There was never any doubt that Salisbury would be succeeded by his nephew, A. J. Balfour (left) hence [possibly] the phrase, ‘Bob’s your uncle’ - though it might have an earlier origin). Joseph Chamberlain, the only possible rival, was unacceptable to large sections of Conservative opinion (and was recovering from a fall through a plate glass window at the time).The greatest achievement of the Balfour government was the 1902 Education Act, though the government got little credit for it. The act swept away the 2568 school boards set up by the 1870 Education Act and made county and borough councils the local education authorities (LEAs) for both elementary and secondary schools. The Act provided some much needed rationalization, and set up a statutory system of secondary education, but Nonconformists were furious at what they saw as the privileged position given to Anglican schools. Many, who had supported the Unionists (Conservatives) since the Home Rule crisis of 1886, now returned to the Liberals. The divided Liberal party gained a new lease of life as those who had deserted the party over Ireland began to return to the fold. Retrospectively the Act can be seen as a major advance in the provision of secondary education, but politically it was an unqualified disaster.
Tariff Reform
Chamberlain had been absent from the debates on the act as a result of his accident. He felt betrayed by its final provisions (which denied church schools the right to opt out of LEAs) and as a consequence the former Liberal felt released from any reciprocal obligation to the Conservatives. It enabled him to embark on a campaign of ‘imperial preference’ which split the Conservatives in a manner reminiscent of Peel’s abandonment of agricultural protection.

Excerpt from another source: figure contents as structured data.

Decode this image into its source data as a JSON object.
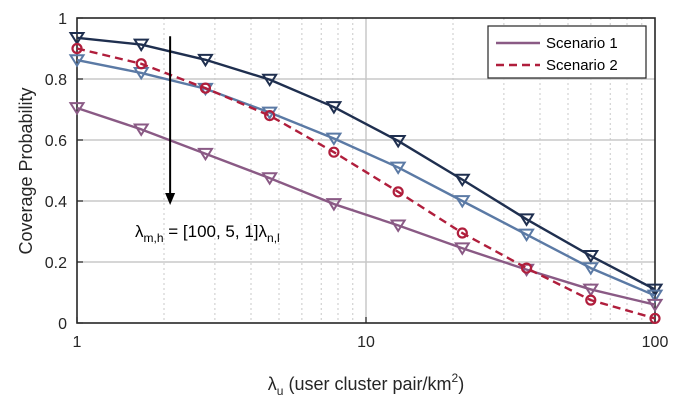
{
  "chart_data": {
    "type": "line",
    "xscale": "log",
    "xlim": [
      1,
      100
    ],
    "ylim": [
      0,
      1
    ],
    "xticks": [
      1,
      10,
      100
    ],
    "xtick_labels": [
      "1",
      "10",
      "100"
    ],
    "yticks": [
      0,
      0.2,
      0.4,
      0.6,
      0.8,
      1
    ],
    "ytick_labels": [
      "0",
      "0.2",
      "0.4",
      "0.6",
      "0.8",
      "1"
    ],
    "ylabel": "Coverage Probability",
    "xlabel": {
      "symbol": "λ",
      "subscript": "u",
      "text": " (user cluster pair/km",
      "superscript": "2",
      "suffix": ")"
    },
    "grid": true,
    "legend": {
      "placement": "top-right",
      "entries": [
        {
          "label": "Scenario 1",
          "color": "#8a5a85",
          "dash": "solid"
        },
        {
          "label": "Scenario 2",
          "color": "#b01e3c",
          "dash": "dashed"
        }
      ]
    },
    "annotation": {
      "parts": [
        {
          "text": "λ",
          "sub": false
        },
        {
          "text": "m,h",
          "sub": true
        },
        {
          "text": " = [100, 5, 1]",
          "sub": false
        },
        {
          "text": "λ",
          "sub": false
        },
        {
          "text": "n,l",
          "sub": true
        }
      ],
      "arrow": {
        "x": 2.1,
        "y_from": 0.94,
        "y_to": 0.39
      }
    },
    "x": [
      1,
      1.668,
      2.783,
      4.642,
      7.743,
      12.92,
      21.54,
      35.94,
      59.95,
      100
    ],
    "series": [
      {
        "color": "#1f2f4f",
        "dash": "solid",
        "marker": "triangle-down",
        "values": [
          0.935,
          0.913,
          0.863,
          0.798,
          0.708,
          0.597,
          0.47,
          0.34,
          0.22,
          0.11
        ]
      },
      {
        "color": "#5b7aa5",
        "dash": "solid",
        "marker": "triangle-down",
        "values": [
          0.862,
          0.82,
          0.768,
          0.69,
          0.605,
          0.51,
          0.4,
          0.29,
          0.18,
          0.09
        ]
      },
      {
        "color": "#8a5a85",
        "dash": "solid",
        "marker": "triangle-down",
        "values": [
          0.705,
          0.635,
          0.555,
          0.475,
          0.39,
          0.32,
          0.245,
          0.175,
          0.11,
          0.06
        ]
      },
      {
        "color": "#b01e3c",
        "dash": "dashed",
        "marker": "circle",
        "values": [
          0.9,
          0.85,
          0.77,
          0.68,
          0.56,
          0.43,
          0.295,
          0.18,
          0.075,
          0.015
        ]
      }
    ]
  }
}
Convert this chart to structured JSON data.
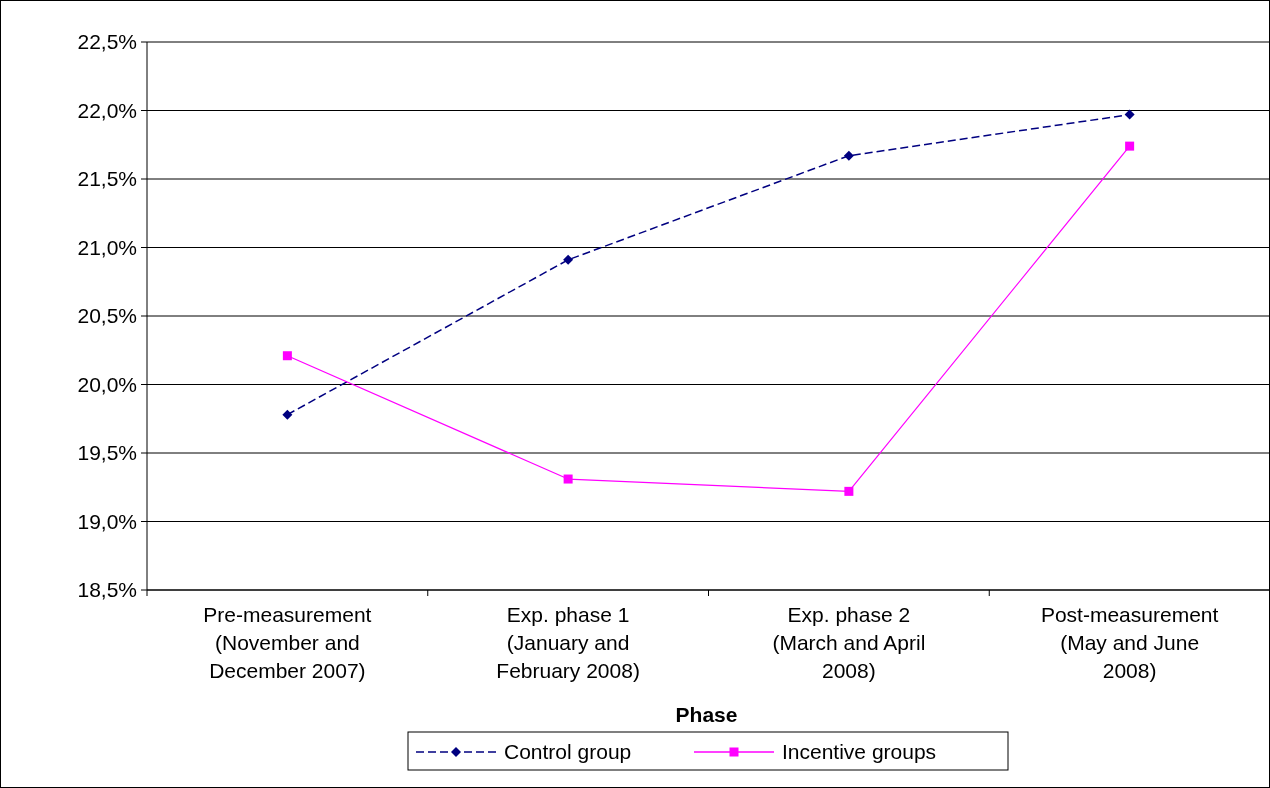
{
  "chart_data": {
    "type": "line",
    "xlabel": "Phase",
    "categories": [
      "Pre-measurement\n(November and\nDecember 2007)",
      "Exp. phase 1\n(January and\nFebruary 2008)",
      "Exp. phase 2\n(March and April\n2008)",
      "Post-measurement\n(May and June\n2008)"
    ],
    "series": [
      {
        "name": "Control group",
        "color": "#000080",
        "values": [
          19.78,
          20.91,
          21.67,
          21.97
        ],
        "marker": "diamond",
        "line_style": "dashed"
      },
      {
        "name": "Incentive groups",
        "color": "#ff00ff",
        "values": [
          20.21,
          19.31,
          19.22,
          21.74
        ],
        "marker": "square",
        "line_style": "solid"
      }
    ],
    "ylim": [
      18.5,
      22.5
    ],
    "yticks": [
      {
        "value": 18.5,
        "label": "18,5%"
      },
      {
        "value": 19,
        "label": "19,0%"
      },
      {
        "value": 19.5,
        "label": "19,5%"
      },
      {
        "value": 20,
        "label": "20,0%"
      },
      {
        "value": 20.5,
        "label": "20,5%"
      },
      {
        "value": 21,
        "label": "21,0%"
      },
      {
        "value": 21.5,
        "label": "21,5%"
      },
      {
        "value": 22,
        "label": "22,0%"
      },
      {
        "value": 22.5,
        "label": "22,5%"
      }
    ],
    "grid": "y",
    "legend": "bottom"
  }
}
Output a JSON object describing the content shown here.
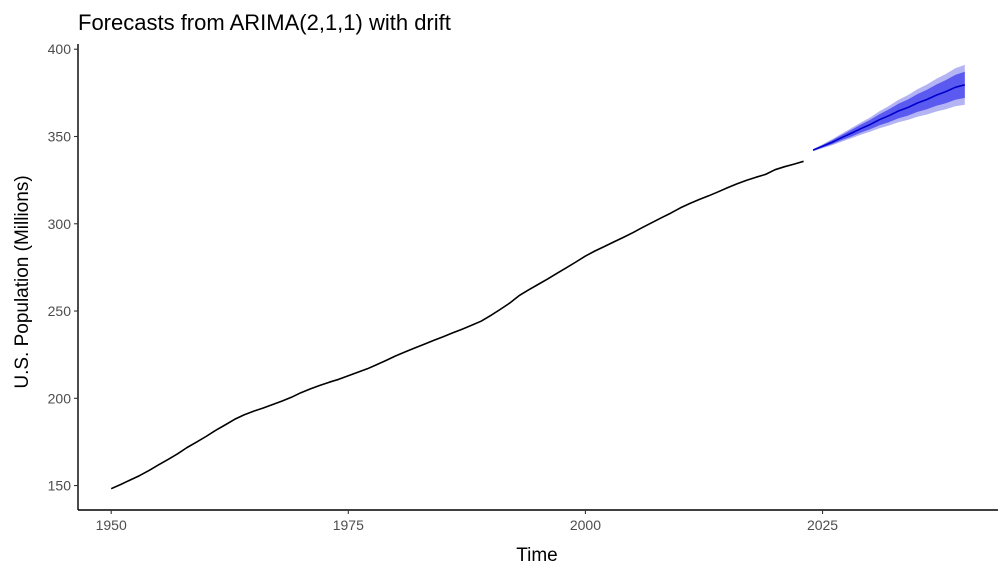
{
  "chart_data": {
    "type": "line",
    "title": "Forecasts from ARIMA(2,1,1) with drift",
    "xlabel": "Time",
    "ylabel": "U.S. Population (Millions)",
    "xlim": [
      1946.5,
      2043.5
    ],
    "ylim": [
      136,
      403
    ],
    "x_ticks": [
      1950,
      1975,
      2000,
      2025
    ],
    "y_ticks": [
      150,
      200,
      250,
      300,
      350,
      400
    ],
    "grid": false,
    "legend": "none",
    "colors": {
      "history": "#000000",
      "forecast": "#0000cc",
      "band80": "#5a5af0",
      "band95": "#b4b4f4"
    },
    "history": {
      "x": [
        1950,
        1951,
        1952,
        1953,
        1954,
        1955,
        1956,
        1957,
        1958,
        1959,
        1960,
        1961,
        1962,
        1963,
        1964,
        1965,
        1966,
        1967,
        1968,
        1969,
        1970,
        1971,
        1972,
        1973,
        1974,
        1975,
        1976,
        1977,
        1978,
        1979,
        1980,
        1981,
        1982,
        1983,
        1984,
        1985,
        1986,
        1987,
        1988,
        1989,
        1990,
        1991,
        1992,
        1993,
        1994,
        1995,
        1996,
        1997,
        1998,
        1999,
        2000,
        2001,
        2002,
        2003,
        2004,
        2005,
        2006,
        2007,
        2008,
        2009,
        2010,
        2011,
        2012,
        2013,
        2014,
        2015,
        2016,
        2017,
        2018,
        2019,
        2020,
        2021,
        2022,
        2023
      ],
      "y": [
        148.2,
        150.6,
        153.2,
        155.7,
        158.7,
        161.9,
        165.0,
        168.2,
        171.8,
        174.9,
        178.1,
        181.6,
        184.7,
        187.9,
        190.5,
        192.6,
        194.4,
        196.4,
        198.4,
        200.6,
        203.2,
        205.4,
        207.4,
        209.2,
        210.9,
        212.9,
        214.9,
        216.9,
        219.3,
        221.7,
        224.3,
        226.6,
        228.8,
        231.0,
        233.2,
        235.3,
        237.5,
        239.6,
        241.8,
        244.2,
        247.4,
        250.9,
        254.5,
        258.8,
        262.1,
        265.2,
        268.3,
        271.6,
        274.8,
        278.1,
        281.5,
        284.4,
        287.0,
        289.6,
        292.2,
        294.9,
        297.8,
        300.6,
        303.4,
        306.1,
        309.1,
        311.6,
        313.9,
        316.0,
        318.3,
        320.7,
        322.9,
        324.9,
        326.7,
        328.3,
        331.0,
        332.7,
        334.2,
        335.8
      ]
    },
    "forecast": {
      "x": [
        2024,
        2025,
        2026,
        2027,
        2028,
        2029,
        2030,
        2031,
        2032,
        2033,
        2034,
        2035,
        2036,
        2037,
        2038,
        2039,
        2040
      ],
      "mean": [
        342.2,
        344.4,
        346.7,
        349.3,
        351.8,
        354.4,
        356.8,
        359.6,
        361.9,
        364.6,
        366.6,
        369.2,
        371.2,
        373.7,
        375.7,
        378.2,
        379.6
      ],
      "lo80": [
        341.8,
        343.7,
        345.6,
        347.8,
        349.9,
        352.1,
        354.1,
        356.4,
        358.2,
        360.4,
        362.0,
        364.1,
        365.6,
        367.6,
        369.1,
        371.1,
        372.1
      ],
      "hi80": [
        342.6,
        345.1,
        347.8,
        350.8,
        353.7,
        356.7,
        359.5,
        362.8,
        365.6,
        368.8,
        371.2,
        374.3,
        376.8,
        379.8,
        382.3,
        385.3,
        387.1
      ],
      "lo95": [
        341.6,
        343.3,
        345.0,
        347.0,
        348.9,
        350.9,
        352.7,
        354.7,
        356.3,
        358.2,
        359.5,
        361.3,
        362.6,
        364.3,
        365.6,
        367.3,
        368.2
      ],
      "hi95": [
        342.8,
        345.5,
        348.4,
        351.6,
        354.7,
        357.9,
        360.9,
        364.5,
        367.5,
        371.0,
        373.7,
        377.1,
        379.8,
        383.1,
        385.8,
        389.1,
        391.0
      ]
    }
  }
}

There were two main factors behind the campaign.
1. Chamberlain’s passionate imperialism. Worried about British isolationism and unpopularity (as shown by the international reaction to the Boer War), he at first attempted to force an alliance with Germany. When this fell through he envisaged instead a grand union of the British Empire - seeing this as essentially a project for the Anglo-Saxon races.In a speech in Birmingham in May 1902 Chamberlain declared:
2. Some disturbing economic facts. Between 1870 and 1900 Britain’s share of world manufacturing production had slipped from over 30% to less than 20%. The United States had overtaken her in 1880 and Germany in c. 1900. These two rivals had large domestic resources and markets, acquired through processes of unification. In 1896 Ernest Williams published Made in Germany. By 1902 the focus of hostility had shifted to America, but the principle remained the same - Britain was suffering from foreign competition.
‘The days are for great Empires, not for little states.’In a speech in Birmingham on 15 May 1903 he opened his campaign, challenging the premises of free trade and calling for closer economic unity of the Empire. The Times likened this to Luther’s challenge to the Church of Rome at Wittenberg. The Liberals could hardly believe their luck. Herbert Henry Asquith:
‘Wonderful news today and it is only a question of time when we shall sweep the country.’Whatever the merits or otherwise of the economic arguments, imperial preference had huge political problems that were in some ways a rerun of the debates of the early 1840s. Chamberlain was advocating a fundamental change in the country’s commercial policy. Free trade had been the mid-Victorian gospel, and a group of Conservatives immediately went into action to defend it. Lord Hugh Cecil and Winston Churchill declared that if the Tory party became protectionist it would lose its soul.
Throughout the summer of 1903 Balfour tried to hold the party together and work out a compromise position. But he was unable to prevent the formation of rival groups. In the autumn Chamberlain travelled the country arguing for imperial protection (duties levied on foreign but not colonial imports). But this reminded many Conservatives of the way the party had split on the corn laws in 1846. On 24 October Winston Churchill (right) wrote:
'I hate the Tory party. … I feel no sort of sympathy with them. … It is therefore my intention that before Parliament meets [late January or February] my separation from the Tory party and the government shall be complete & irrevocable & during the next session I propose to act consistently with the Liberal party.’Meanwhile Asquith went on a similar speaking round arguing against imperial preference. The Liberal argument was the simple Anti-Corn Law League one: protection (in this case imperial preference) would mean dearer bread.
The Fall of the Unionists
By 1905 Chamberlain accepted that the Unionists were going to lose the next election (though
the Liberals were unable to believe that they would win it) but he hoped that after the election he could reconstruct the party round tariff reform. By this time the party was in a state of almost open civil war. In December 1905 Balfour resigned and the King sent for Sir Henry Campbell Bannerman (right), Balfour was the last Prime Minister to resign to an opposition leader without first being defeated in a general election.